Numpy

NumPy is a Python tool that helps you work with numbers and arrays easily. It allows you to create and use multi-dimensional arrays, which are like lists but can have many rows and columns. NumPy is very fast and useful for handling large amounts of data.

You can do many math operations with NumPy, like multiplying matrices, adding or subtracting numbers in arrays, and applying functions like squares or logarithms to each number.
It also has special functions for math related to linear algebra and random number generation.
NumPy works well with other programming languages like C and C++, and it’s faster than regular Python lists because it uses precompiled code.
To start using it, you just need to install it with a simple command and then import it in your Python program.

So, NumPy is a powerful and easy-to-use package for mathematic and data tasks in Python.

Array

In Python, an array is a collection of elements that all have the same data type, such as all integers, all floats, or all characters. Arrays are different from Python lists because lists can hold elements of mixed types (for example, an integer, a string, and a float in the same list), while arrays require all elements to be of the same type.

Arrays are useful when working with large amounts of data of the same type, such as numbers or characters, because they are more memory-efficient and can perform operations faster than lists. One of the benefits of arrays is that they can grow or shrink dynamically, meaning you can add or remove elements without needing to define the array’s size ahead of time.

To work with arrays in Python, you need to import the built-in array module. You can do this using either import array or from array import *.

Once the module is imported, you can create an array using the syntax:

array_name = array(type_code, [elements])

In this syntax, type_code is a single-character string that specifies the type of data the array will hold.

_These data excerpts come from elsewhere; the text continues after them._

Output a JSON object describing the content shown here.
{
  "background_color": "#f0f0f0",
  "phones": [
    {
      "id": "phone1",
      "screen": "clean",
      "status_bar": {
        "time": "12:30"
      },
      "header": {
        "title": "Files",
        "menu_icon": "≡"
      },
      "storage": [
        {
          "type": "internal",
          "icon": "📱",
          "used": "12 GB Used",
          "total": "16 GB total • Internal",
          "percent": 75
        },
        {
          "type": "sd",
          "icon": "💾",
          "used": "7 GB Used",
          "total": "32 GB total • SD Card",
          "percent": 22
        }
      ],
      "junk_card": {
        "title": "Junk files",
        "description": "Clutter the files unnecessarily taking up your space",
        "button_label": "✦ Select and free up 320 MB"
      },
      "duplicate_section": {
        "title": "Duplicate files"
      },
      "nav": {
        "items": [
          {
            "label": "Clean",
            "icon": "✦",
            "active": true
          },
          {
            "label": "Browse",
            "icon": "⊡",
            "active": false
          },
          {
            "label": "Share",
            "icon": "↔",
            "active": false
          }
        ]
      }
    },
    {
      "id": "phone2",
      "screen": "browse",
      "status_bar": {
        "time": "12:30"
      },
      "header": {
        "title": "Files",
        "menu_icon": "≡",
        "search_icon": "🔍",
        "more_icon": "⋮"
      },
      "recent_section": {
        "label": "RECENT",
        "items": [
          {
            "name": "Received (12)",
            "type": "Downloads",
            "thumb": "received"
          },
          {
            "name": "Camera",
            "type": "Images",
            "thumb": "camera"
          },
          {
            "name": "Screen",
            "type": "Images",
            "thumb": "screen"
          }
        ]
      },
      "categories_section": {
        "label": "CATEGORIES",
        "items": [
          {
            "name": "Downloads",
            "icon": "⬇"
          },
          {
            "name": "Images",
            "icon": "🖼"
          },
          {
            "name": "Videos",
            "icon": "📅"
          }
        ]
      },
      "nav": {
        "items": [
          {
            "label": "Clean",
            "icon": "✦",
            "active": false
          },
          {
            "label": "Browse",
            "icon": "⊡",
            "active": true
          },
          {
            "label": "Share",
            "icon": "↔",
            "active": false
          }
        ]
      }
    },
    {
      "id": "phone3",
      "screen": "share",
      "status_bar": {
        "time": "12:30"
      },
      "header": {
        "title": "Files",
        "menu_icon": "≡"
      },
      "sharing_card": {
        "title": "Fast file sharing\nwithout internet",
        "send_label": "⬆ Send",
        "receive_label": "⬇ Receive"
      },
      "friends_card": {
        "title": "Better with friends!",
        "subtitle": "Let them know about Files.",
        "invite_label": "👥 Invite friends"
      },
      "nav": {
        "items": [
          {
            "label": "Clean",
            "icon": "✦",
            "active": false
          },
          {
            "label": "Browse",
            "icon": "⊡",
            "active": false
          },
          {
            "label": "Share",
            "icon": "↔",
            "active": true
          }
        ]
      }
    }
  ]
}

For example:

'i' is used for signed integers.
'f' is used for floating-point numbers.
'u' is used for Unicode characters.

Here is an example of creating an array of integers:

from array import array

numbers = array('i', [1, 2, 3, 4])

NumPy Arrays

NumPy arrays are a more powerful and flexible type of array provided by the NumPy library, which is widely used in data science and scientific computing.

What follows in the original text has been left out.